Свидания Степанова и Климовича с Распутиным не привели к желаемым ими результатам, но дали Распутину материал к обрисовке личности как Штюрмера, так и Мануйлова. Если Распутин и после этого до своей смерти поддерживал Мануйлова в его домогательствах о прекращении о нем дела, то действовал, в данном случае, не в силу особого своего расположения к Мануйлову и не под влиянием полученного им от Мануйлова подарка в 5 тысяч рублей, бриллиантового кольца, купленного для старшей дочери Распутина Мануйловым у Симоновича[*], после выбора бриллианта Вырубовой, как мне рассказывал потом Мануйлов, а исключительно в своих личных интересах, боясь каких-либо о себе разговоров на суде. Вследствие этого Распутин, незадолго до своей смерти, все-таки настоял на прекращении дела Мануйлова: почти накануне судебного разбирательства процесса Мануйлова, А. Ф. Трепов получил из ставки высочайшее повеление по этому поводу и, в силу этого, А. А. Макаров должен был, во избежание широкой огласки этого повеления, принять экстренные меры, по соглашению с председателем суда Рейнботом, к отложению, под благовидным предлогом, рассмотрения этого дела.

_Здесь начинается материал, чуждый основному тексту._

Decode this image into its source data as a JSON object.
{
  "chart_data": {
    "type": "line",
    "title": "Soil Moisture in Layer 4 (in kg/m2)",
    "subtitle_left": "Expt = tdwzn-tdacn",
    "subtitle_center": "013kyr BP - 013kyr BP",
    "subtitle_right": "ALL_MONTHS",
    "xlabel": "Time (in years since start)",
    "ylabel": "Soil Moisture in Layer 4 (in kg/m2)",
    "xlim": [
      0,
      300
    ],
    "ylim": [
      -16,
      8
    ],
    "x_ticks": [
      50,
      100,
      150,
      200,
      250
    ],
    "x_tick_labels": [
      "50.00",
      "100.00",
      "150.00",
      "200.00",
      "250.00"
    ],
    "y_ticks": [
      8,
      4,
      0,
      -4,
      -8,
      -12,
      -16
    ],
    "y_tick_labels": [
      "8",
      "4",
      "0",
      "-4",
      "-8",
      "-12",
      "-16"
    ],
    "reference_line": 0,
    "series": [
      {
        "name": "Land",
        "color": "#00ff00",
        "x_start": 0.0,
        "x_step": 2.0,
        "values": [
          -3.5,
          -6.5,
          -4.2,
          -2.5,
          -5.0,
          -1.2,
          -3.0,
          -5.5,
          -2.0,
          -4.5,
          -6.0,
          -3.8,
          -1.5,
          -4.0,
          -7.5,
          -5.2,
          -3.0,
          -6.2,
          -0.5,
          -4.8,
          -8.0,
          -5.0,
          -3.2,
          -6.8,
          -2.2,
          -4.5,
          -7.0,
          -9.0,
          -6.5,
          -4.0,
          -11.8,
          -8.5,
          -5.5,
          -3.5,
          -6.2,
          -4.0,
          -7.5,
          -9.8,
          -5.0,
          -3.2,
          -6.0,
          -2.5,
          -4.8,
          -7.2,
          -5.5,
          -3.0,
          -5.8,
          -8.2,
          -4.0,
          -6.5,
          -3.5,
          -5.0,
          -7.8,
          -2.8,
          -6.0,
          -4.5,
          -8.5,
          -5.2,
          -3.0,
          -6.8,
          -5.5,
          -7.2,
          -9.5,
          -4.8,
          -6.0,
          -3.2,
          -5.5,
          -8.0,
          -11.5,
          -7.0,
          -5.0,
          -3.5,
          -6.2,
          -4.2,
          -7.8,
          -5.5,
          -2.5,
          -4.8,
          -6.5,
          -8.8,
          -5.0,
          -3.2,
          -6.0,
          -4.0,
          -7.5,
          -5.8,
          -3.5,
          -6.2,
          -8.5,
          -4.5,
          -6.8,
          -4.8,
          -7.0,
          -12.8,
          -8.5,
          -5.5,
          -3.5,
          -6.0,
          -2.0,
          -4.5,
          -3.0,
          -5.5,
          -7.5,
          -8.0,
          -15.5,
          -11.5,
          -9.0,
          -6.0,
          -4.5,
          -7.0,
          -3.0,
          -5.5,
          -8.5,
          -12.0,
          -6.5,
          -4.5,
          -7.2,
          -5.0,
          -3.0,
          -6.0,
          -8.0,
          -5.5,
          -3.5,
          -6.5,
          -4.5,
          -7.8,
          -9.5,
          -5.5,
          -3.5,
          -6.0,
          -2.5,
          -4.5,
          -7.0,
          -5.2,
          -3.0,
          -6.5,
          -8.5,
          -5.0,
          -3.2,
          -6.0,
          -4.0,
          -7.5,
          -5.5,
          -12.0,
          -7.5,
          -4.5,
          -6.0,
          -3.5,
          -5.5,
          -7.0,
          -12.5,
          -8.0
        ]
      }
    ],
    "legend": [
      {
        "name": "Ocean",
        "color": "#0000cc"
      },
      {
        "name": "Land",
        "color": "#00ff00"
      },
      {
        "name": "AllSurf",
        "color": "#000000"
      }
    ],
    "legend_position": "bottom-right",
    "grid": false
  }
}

Таким благовидным предлогом суд признал неявку свидетелей, показания коих имели существенное для дела значение. В числе этих свидетелей значился и я. В этот раз я на суд не явился, действительно, по болезни, так как у меня был карбункул на щеке, полученный мною во время моей служебной командировки по комитету в Закавказье, и меня лечил проф. Зиманский[*], ассистент которого и написал соответствующее свидетельство. Мое присутствие на суде по делу Мануйлова никакого существенного значения не имело, так как ни одного из инкриминируемых Мануйлову дел я не знал, но Мануйлов хотел, путем свидетельского моего показания, установить факт первого знакомства его с И. С. Хвостовым у меня в моем служебном помещении, а также получить одобрительную характеристику его деятельности, что совершенно не входило в мои планы, так как я должен был на суде коснуться того времени, воспоминание о котором лично для меня было тяжело и упоминание о котором на суде могло бы снова дать повод к нежелательным для меня разговорам, связанным с моим именем.